Bringing in Friedman at the beginning in such an important way leaves me a little confused when all mention of him disappears after chapter two. I am left wondering a few things: for one, do I have to read Friedman in order to get the full value out of Rigney’s book, as if he is building on Friedman? Further, if Rigney is working from a purely scriptural (and Shakespearean) basis, should not his analysis of the chaos-causing effects of sin and his arguments about sober-mindedness as the solution stand on their own? Why even mention Friedman at all?
Rigney’s main point seems to be that our capacity for good judgment is affected by our ability to withstand pressures that play on our passions, and sober-mindedness is the state of maintaining good judgment in the midst of those pressures. This point, though, that an essential, dynamic relationship exists between moral virtues such as courage and temperance and the intellectual virtue of prudence is made much more clearly by putting it in those classical categories. It seems simpler and more straightforward to explain why cowards and sycophants cannot easily be prudent. The close connection—bordering on confusion—between courage and sober-mindedness reveals itself in the fact that the last three chapters are entitled—not sober-mindedness but “Courage in the Home,” “Courage in the Church,” and “Courage in the World.”

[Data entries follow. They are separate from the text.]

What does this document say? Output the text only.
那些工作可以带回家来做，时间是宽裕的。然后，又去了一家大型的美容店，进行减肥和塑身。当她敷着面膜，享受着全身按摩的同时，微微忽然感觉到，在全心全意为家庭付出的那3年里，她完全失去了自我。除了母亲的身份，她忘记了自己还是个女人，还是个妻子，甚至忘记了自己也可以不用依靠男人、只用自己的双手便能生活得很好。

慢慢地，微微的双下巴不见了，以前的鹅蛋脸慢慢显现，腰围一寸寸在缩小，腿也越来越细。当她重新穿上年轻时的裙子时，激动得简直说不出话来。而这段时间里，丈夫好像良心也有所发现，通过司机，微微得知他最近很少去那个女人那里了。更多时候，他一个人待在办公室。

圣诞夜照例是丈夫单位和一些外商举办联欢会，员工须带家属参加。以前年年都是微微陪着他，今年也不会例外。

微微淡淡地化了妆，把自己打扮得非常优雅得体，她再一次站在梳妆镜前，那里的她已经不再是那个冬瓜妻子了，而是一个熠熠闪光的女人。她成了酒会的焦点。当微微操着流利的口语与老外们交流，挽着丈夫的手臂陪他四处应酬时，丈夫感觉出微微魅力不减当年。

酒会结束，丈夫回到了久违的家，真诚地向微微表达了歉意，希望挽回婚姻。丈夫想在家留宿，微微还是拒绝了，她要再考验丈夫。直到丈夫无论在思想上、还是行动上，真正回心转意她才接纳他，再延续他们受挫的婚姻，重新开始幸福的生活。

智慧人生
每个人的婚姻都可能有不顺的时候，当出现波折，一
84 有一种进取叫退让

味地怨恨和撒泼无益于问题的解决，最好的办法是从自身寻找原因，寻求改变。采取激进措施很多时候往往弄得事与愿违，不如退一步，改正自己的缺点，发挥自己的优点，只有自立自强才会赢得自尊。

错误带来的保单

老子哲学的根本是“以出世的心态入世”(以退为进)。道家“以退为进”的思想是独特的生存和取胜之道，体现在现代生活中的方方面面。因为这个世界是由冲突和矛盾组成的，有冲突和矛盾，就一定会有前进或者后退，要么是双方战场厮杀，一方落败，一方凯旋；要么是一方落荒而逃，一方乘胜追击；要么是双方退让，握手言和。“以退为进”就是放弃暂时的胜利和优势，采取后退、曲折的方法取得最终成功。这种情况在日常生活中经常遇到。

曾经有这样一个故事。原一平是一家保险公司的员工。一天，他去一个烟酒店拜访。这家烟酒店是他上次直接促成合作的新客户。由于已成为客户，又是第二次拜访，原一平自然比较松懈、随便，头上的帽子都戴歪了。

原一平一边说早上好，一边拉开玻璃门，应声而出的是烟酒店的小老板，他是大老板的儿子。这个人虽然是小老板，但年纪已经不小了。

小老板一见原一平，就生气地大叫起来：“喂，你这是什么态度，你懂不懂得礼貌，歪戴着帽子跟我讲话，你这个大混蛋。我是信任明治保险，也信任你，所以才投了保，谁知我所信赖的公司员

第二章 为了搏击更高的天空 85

Relatedly, I was left curious about the nuance between the more biblical virtue of sober-mindedness (νηφάλεον) and the classical, cardinal virtue of temperance (σώφρονα), especially when I saw them listed right next to each other in a passage Rigney cites (1 Tim 3:2). How might Paul have understood the difference between these two virtues? Aristotle posits from its etymology that temperance is a virtue that—like sober-mindedness—preserves one’s ability to exercise prudence (σῴζω + φρόνησις). Perhaps there is some subtle difference between these two virtues with regard to right action, following from good judgment, that could be teased out in a more thorough comparison.
Lastly, the whole genre of leadership books is fraught with attempts to repackage classical wisdom and common sense as modern novelty and incisive originality. Leadership and Emotional Sabotage is better than most in this regard because it invites us to consider a concept we are somewhat familiar with, viz., sober-mindedness, in a way we probably never thought to do. That said, there is some repackaging in this book. For example, it includes such familiar admonitions as “take responsibility” and “know yourself” (p.46). Moreover, it describes some things with which we are accustomed in ways that seem more complicated and innovative than they may in fact be, e.g., courage as “tolerance for emotional pain and distress” and “willing[ness] to be called ugly names” (p.49). Perhaps repetitive repackaging like this is necessary and helpful—and I have no doubt some readers will find it so—but when included in a book that is marketed specifically on “leadership,” it starts to resemble and lend credibility to a whole genre that, on the whole, could stand to be discredited.
Rigney’s book is a great primer for real-world application of virtue ethics from a biblical perspective. It ultimately encourages readers to strive for what true leadership is at its essence—compelling human excellence—as laid out in scripture, and that is a mission I can get behind and a resource our people sorely need today.